This open initiative aims to bring different stakeholders and partners together to help make Lithium-ion batteries more sustainable by fostering reuse in secondary applications. We hope this will help to increase the reuse rate with positive implications for the environment and people.
Why?
Lithium-ion batteries (e.g. from consumer electronics, industrial batteries and especially electric mobility) in many cases still have enough “life” (or technically speaking “State of Health”) left after they are not usable enough in their original application. However, they are useful in a “second” life as a stationary energy storage system for lower power applications, e.g., storing solar energy. Reusing those batteries is in many cases (not all!) highly useful instead of recycling them directly.
However, reusing Lithium-ion batteries from various applications is not an easy and straightforward topic. It has quite a range of challenges across technology, supply chain, legal challenges, economic constraints and reverse logistics.
The focus of this intitiatve will be on contributing with its members towards research on battery reuse and on practical projects implemented in various regions of the world.

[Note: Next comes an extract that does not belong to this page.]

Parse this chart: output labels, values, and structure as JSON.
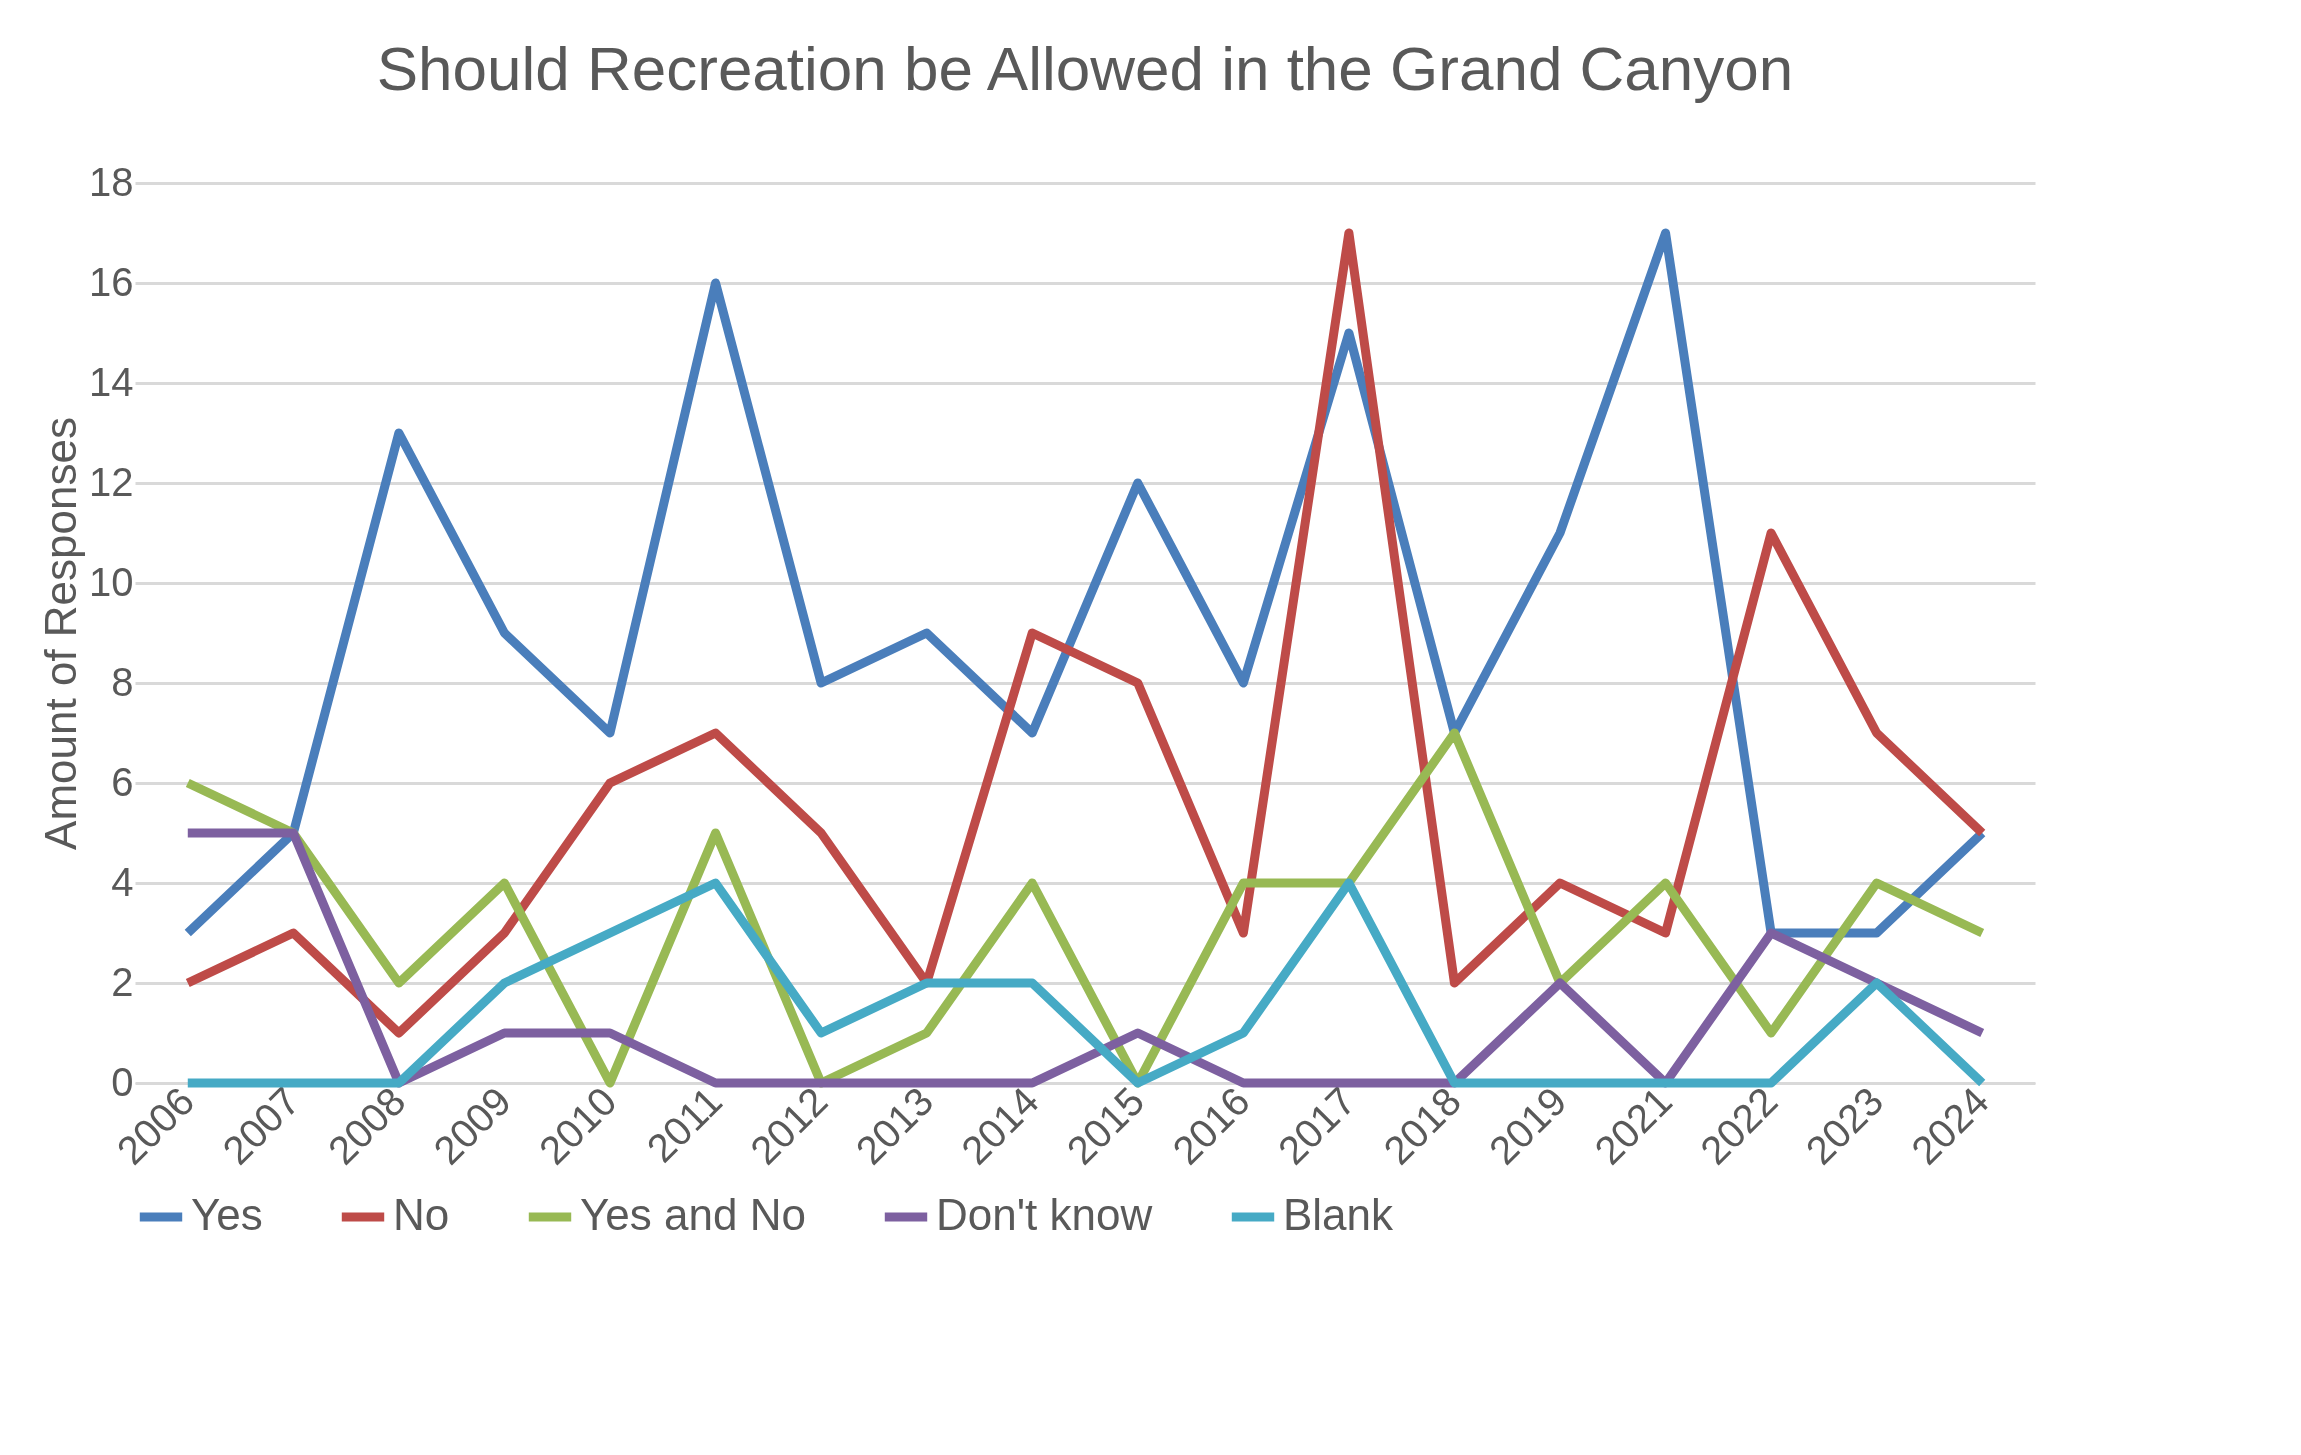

This is a non-profit project and explicitly open to partners across research community, companies, NGOs and individual contributors. We will evolve this platform further in the upcoming months, so stay tuned! In the meanwhiile please contact us if you are interested to contribute here and have ideas to bring in.
Nunam is dedicated to work on technologies for reusing lithium-ion batteries into energy storage sytems. It is based in Germany and has done some work on reusing batteries over the past two years in India. Nunam is supported by the Audi Environmental Foundation.
www.nunam.com
The Audi Environmental Foundation is focussed on supporting “Greenovation” initiatives around the world since 10+ years, which are basically technology based solutions that have positive impact on the environment. It has deep roots in supporting innovation, researching and education related projects and is supporting Nunam since its early days.
www.audi-umweltstiftung.de
The Technical University of Berlin, Chair of Electrical Energy Storage Technology under the leadership of Prof. Dr. Julia Kowal has many years of research experience on battery reuse of lithium-ion batteries with a strong emphasis on consumer electronics batteries, e.g. from Laptops.